Although the program has previously received criticism for doing little more than exporting the homeless problem elsewhere, they insist this is not what they are about. “We do not send anyone anywhere unless we can confirm that there’s someone who will take them in on the other end,” emphasized Scott Walton, Adult Services Manager of the Housing and Homeless Division, which oversees Homeward Bound. “We are not relocating people to be homeless somewhere else.”
The success of the program has recently led to its expansion from two employees to nine. This includes a staff of outreach workers whose job it is to meet with the homeless in order to explain the program and hopefully convince them to join. However, it remains entirely up to the individual whether or not they want to take advantage of this service. Even if a friend or family member who is trying to locate someone reaches out to Homeward Bound, all they can do is pass on the information. Ultimately, it is not their decision to make.

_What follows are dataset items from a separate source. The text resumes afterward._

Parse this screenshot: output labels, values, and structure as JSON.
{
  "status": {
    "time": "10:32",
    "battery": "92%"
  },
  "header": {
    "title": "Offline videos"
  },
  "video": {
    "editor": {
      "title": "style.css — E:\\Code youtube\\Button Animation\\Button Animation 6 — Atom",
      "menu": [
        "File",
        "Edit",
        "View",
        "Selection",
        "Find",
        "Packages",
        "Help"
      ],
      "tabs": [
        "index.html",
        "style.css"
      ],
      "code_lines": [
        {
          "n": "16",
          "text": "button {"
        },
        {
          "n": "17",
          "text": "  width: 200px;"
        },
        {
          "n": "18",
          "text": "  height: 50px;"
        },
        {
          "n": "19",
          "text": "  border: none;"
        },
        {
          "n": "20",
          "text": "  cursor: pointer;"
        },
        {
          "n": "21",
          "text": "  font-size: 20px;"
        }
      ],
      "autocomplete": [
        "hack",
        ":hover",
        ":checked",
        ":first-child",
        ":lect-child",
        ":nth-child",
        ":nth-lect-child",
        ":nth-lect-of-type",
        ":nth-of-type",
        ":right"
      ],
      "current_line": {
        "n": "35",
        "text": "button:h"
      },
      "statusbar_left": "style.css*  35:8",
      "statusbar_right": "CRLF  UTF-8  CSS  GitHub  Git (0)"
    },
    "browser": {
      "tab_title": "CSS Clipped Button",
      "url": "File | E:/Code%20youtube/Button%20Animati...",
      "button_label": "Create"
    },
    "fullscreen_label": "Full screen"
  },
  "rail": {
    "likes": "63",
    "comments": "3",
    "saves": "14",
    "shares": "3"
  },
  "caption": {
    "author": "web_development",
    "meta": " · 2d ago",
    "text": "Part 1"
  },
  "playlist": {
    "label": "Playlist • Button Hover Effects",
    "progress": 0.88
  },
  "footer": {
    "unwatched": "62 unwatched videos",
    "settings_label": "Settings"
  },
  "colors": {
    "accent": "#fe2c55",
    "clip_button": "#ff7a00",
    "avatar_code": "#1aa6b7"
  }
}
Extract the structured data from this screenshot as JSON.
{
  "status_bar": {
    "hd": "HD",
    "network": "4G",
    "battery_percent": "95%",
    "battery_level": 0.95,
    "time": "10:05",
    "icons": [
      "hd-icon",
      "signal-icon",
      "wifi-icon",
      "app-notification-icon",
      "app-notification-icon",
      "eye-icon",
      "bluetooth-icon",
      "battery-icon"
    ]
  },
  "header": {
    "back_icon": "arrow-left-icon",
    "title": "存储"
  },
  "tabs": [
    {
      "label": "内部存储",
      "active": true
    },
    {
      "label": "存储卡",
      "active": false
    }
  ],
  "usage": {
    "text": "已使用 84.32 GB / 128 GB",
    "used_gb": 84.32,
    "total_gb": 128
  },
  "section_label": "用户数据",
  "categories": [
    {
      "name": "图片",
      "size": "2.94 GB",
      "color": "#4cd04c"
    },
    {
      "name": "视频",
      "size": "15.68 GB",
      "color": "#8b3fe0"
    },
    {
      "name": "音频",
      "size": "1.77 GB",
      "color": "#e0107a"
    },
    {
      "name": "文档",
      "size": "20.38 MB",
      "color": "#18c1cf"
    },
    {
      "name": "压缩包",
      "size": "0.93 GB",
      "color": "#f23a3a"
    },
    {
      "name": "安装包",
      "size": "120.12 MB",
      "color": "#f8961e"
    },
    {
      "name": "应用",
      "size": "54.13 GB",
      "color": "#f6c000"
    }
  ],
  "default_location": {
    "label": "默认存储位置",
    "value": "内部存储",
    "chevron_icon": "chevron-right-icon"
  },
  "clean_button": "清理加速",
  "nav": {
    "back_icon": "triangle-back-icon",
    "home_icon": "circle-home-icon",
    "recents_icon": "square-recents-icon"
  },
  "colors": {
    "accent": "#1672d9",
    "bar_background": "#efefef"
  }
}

This, finally, gets at one of the most enduring tragedies of Steve Pollard and the dozens like him who will die, lonely but perhaps not yet forgotten, in hospital beds and shelters and out on the street: there is no one solution. Put another way, the burden of change does not fall on a single program or department or well-imagined law, but on society as a whole. A problem like homelessness does not plant its roots in the minds of damaged individuals, but in the shortcomings of our communities.
After all, what would have prevented Steve Pollard’s homelessness and his subsequent death? Perhaps if he had received a more supportive upbringing, or had access to better rehabilitation services while in jail. Or maybe if he had been given more options afterwards than simply wandering the streets. Or maybe some secret combination of these, or maybe none of them at all.
“Why?” Mittman repeated, her voice plaintive, as she pondered this question aloud. Mittman and her family are currently waiting for Steve’s ashes to be delivered to their home.
“We don’t care if he was bisexual. We don’t have anything against the homeless. I just don’t know. Honestly, I wish I had an answer. I wish he was alive to tell me, but he’s not. Because I would have helped him in a heartbeat.”